Hunter parks directly in front of the playhouse, which is actually a converted 1920s movie palace which has long since seen better days. He steels himself, walks inside and encounters Emma Billingsley, the founder and president. He tells her that he was the one who had answered her posting for a director, and that he had been offered the job over the phone. She is very cordial and gives him the nickel tour of the place. She remarks to him that the place has a lot of potential. He half-jokingly says under his breath “Nothing a good fire wouldn’t cure.” She leads him into the auditorium where Emma introduces him to Peggy Ann Jointer, 36, a local stage mother and frustrated actress, and Marcy Stone, 29, local newspaper reporter. Peggy Ann fawns over Hunter since she considers him potentially useful; Marcy is impressed but laid back.
Later, Hunter pulls into Charlie Mantia’s service station, where he encounters Peggy Ann Jointer, who is waiting for Charlie to finish working on her car. She is absolutely clueless to the fact that Charlie is gay, and makes some suggestive, double-entendre remarks about him, and telling Hunter that Charlie is sort of her boyfriend.

Afterward, he returns to the playhouse. Sitting on a milk crate just outside the box office, playing the guitar and singing (both rather well) is Gary Blake, 17, Kimberly’s boyfriend. Initially believing him to be a homeless person, Hunter hands him a quarter. Gary is both confused and slightly offended at this. Hunter then offers to let Gary wait for Kimberly inside. Upon unlocking and entering the building, Hunter smells smoke. He thinks back to his earlier unfortunate remark, “Nothing a good fire wouldn’t cure. He quickly determines that there is a fire underway in the building’s electrical closet. Gary grabs two fire extinguishers and they quickly extinguish it, but not before the fire sprinklers go off, soaking both of them.
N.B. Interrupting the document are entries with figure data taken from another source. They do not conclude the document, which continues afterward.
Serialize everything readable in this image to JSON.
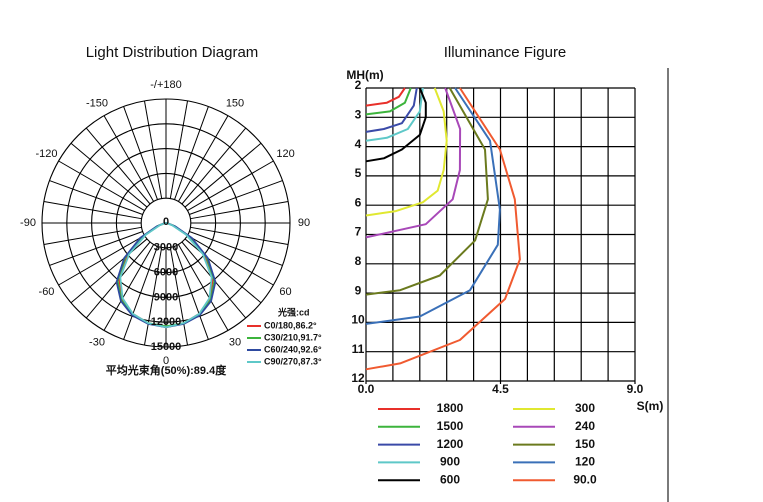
{
  "chart_data": [
    {
      "type": "polar",
      "title": "Light Distribution Diagram",
      "angle_ticks": [
        {
          "value": 180,
          "label": "-/+180"
        },
        150,
        120,
        90,
        60,
        30,
        0,
        -30,
        -60,
        -90,
        -120,
        -150
      ],
      "agrid": [
        -170,
        -160,
        -150,
        -140,
        -130,
        -120,
        -110,
        -100,
        -90,
        -80,
        -70,
        -60,
        -50,
        -40,
        -30,
        -20,
        -10,
        0,
        10,
        20,
        30,
        40,
        50,
        60,
        70,
        80,
        90,
        100,
        110,
        120,
        130,
        140,
        150,
        160,
        170,
        180
      ],
      "rlim": [
        0,
        15000
      ],
      "rticks": [
        0,
        3000,
        6000,
        9000,
        12000,
        15000
      ],
      "legend_title": "光强:cd",
      "x": [
        -90,
        -80,
        -70,
        -60,
        -50,
        -40,
        -30,
        -20,
        -10,
        0,
        10,
        20,
        30,
        40,
        50,
        60,
        70,
        80,
        90
      ],
      "series": [
        {
          "name": "C0/180,86.2°",
          "color": "#e8302a",
          "values": [
            0,
            150,
            900,
            3000,
            6000,
            8800,
            10600,
            11700,
            12300,
            12600,
            12300,
            11700,
            10600,
            8800,
            6000,
            3000,
            900,
            150,
            0
          ]
        },
        {
          "name": "C30/210,91.7°",
          "color": "#3cb43c",
          "values": [
            0,
            200,
            1100,
            3400,
            6400,
            9100,
            10800,
            11800,
            12300,
            12500,
            12300,
            11800,
            10800,
            9100,
            6400,
            3400,
            1100,
            200,
            0
          ]
        },
        {
          "name": "C60/240,92.6°",
          "color": "#2e4aa0",
          "values": [
            0,
            250,
            1200,
            3600,
            6600,
            9300,
            10900,
            11900,
            12400,
            12600,
            12400,
            11900,
            10900,
            9300,
            6600,
            3600,
            1200,
            250,
            0
          ]
        },
        {
          "name": "C90/270,87.3°",
          "color": "#5ec8c8",
          "values": [
            0,
            120,
            800,
            2800,
            5800,
            8600,
            10500,
            11700,
            12300,
            12600,
            12300,
            11700,
            10500,
            8600,
            5800,
            2800,
            800,
            120,
            0
          ]
        }
      ],
      "note": "平均光束角(50%):89.4度"
    },
    {
      "type": "line",
      "title": "Illuminance Figure",
      "y_label": "MH(m)",
      "x_label": "S(m)",
      "xlim": [
        0,
        9
      ],
      "ylim": [
        2,
        12
      ],
      "y_reversed": true,
      "xticks": [
        {
          "value": 0,
          "label": "0.0"
        },
        4.5,
        {
          "value": 9,
          "label": "9.0"
        }
      ],
      "yticks": [
        2,
        3,
        4,
        5,
        6,
        7,
        8,
        9,
        10,
        11,
        12
      ],
      "xgrid": [
        0,
        0.9,
        1.8,
        2.7,
        3.6,
        4.5,
        5.4,
        6.3,
        7.2,
        8.1,
        9
      ],
      "series": [
        {
          "name": "1800",
          "color": "#e8302a",
          "x": [
            1.3,
            1.1,
            0.7,
            0
          ],
          "values": [
            2,
            2.3,
            2.5,
            2.6
          ]
        },
        {
          "name": "1500",
          "color": "#3cb43c",
          "x": [
            1.5,
            1.3,
            0.8,
            0
          ],
          "values": [
            2,
            2.5,
            2.8,
            2.9
          ]
        },
        {
          "name": "1200",
          "color": "#3a4aa8",
          "x": [
            1.7,
            1.6,
            1.2,
            0.6,
            0
          ],
          "values": [
            2,
            2.6,
            3.2,
            3.4,
            3.5
          ]
        },
        {
          "name": "900",
          "color": "#5ec8c8",
          "x": [
            1.9,
            1.8,
            1.4,
            0.7,
            0
          ],
          "values": [
            2,
            2.8,
            3.4,
            3.7,
            3.8
          ]
        },
        {
          "name": "600",
          "color": "#000000",
          "x": [
            1.8,
            2.0,
            2.0,
            1.8,
            1.2,
            0.6,
            0
          ],
          "values": [
            2,
            2.5,
            3.0,
            3.6,
            4.1,
            4.4,
            4.5
          ]
        },
        {
          "name": "300",
          "color": "#e0e830",
          "x": [
            2.3,
            2.6,
            2.7,
            2.6,
            2.4,
            1.9,
            1.0,
            0
          ],
          "values": [
            2,
            2.8,
            3.8,
            4.8,
            5.5,
            5.9,
            6.2,
            6.35
          ]
        },
        {
          "name": "240",
          "color": "#a848b8",
          "x": [
            2.65,
            3.15,
            3.14,
            2.9,
            2.0,
            0
          ],
          "values": [
            2,
            3.4,
            4.8,
            5.8,
            6.65,
            7.1
          ]
        },
        {
          "name": "150",
          "color": "#6b7a1e",
          "x": [
            2.8,
            3.98,
            4.08,
            3.65,
            2.47,
            1.14,
            0
          ],
          "values": [
            2,
            4.1,
            5.8,
            7.2,
            8.4,
            8.9,
            9.05
          ]
        },
        {
          "name": "120",
          "color": "#3a70b8",
          "x": [
            2.98,
            4.15,
            4.48,
            4.41,
            3.48,
            1.8,
            0
          ],
          "values": [
            2,
            3.8,
            6.15,
            7.35,
            8.9,
            9.8,
            10.05
          ]
        },
        {
          "name": "90.0",
          "color": "#f05a30",
          "x": [
            3.14,
            4.48,
            4.98,
            5.15,
            4.65,
            3.14,
            1.14,
            0
          ],
          "values": [
            2,
            4.1,
            5.8,
            7.85,
            9.2,
            10.6,
            11.4,
            11.6
          ]
        }
      ]
    }
  ]
}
In the epilogue, there are a couple of fire trucks parked in front of the building with lights still revolving, and a uniformed firefighter exiting the front doors. Hunter stands on the sidewalk, soaked, with a blanket wrapped around his shoulders, being interviewed by Chief Poole, who praises his quick actions when Emma walks up wanting to know what’s going on. She hugs Hunter, then realizes she’s getting wet and steps back a few inches. She tells Hunter that she thinks he’s starting to like this place. As he walks away, he says (half jokingly) that he will admit to no such thing…but not to forget that we have the opening night of “Our Town” coming up in two weeks. She smiles. Fade to black."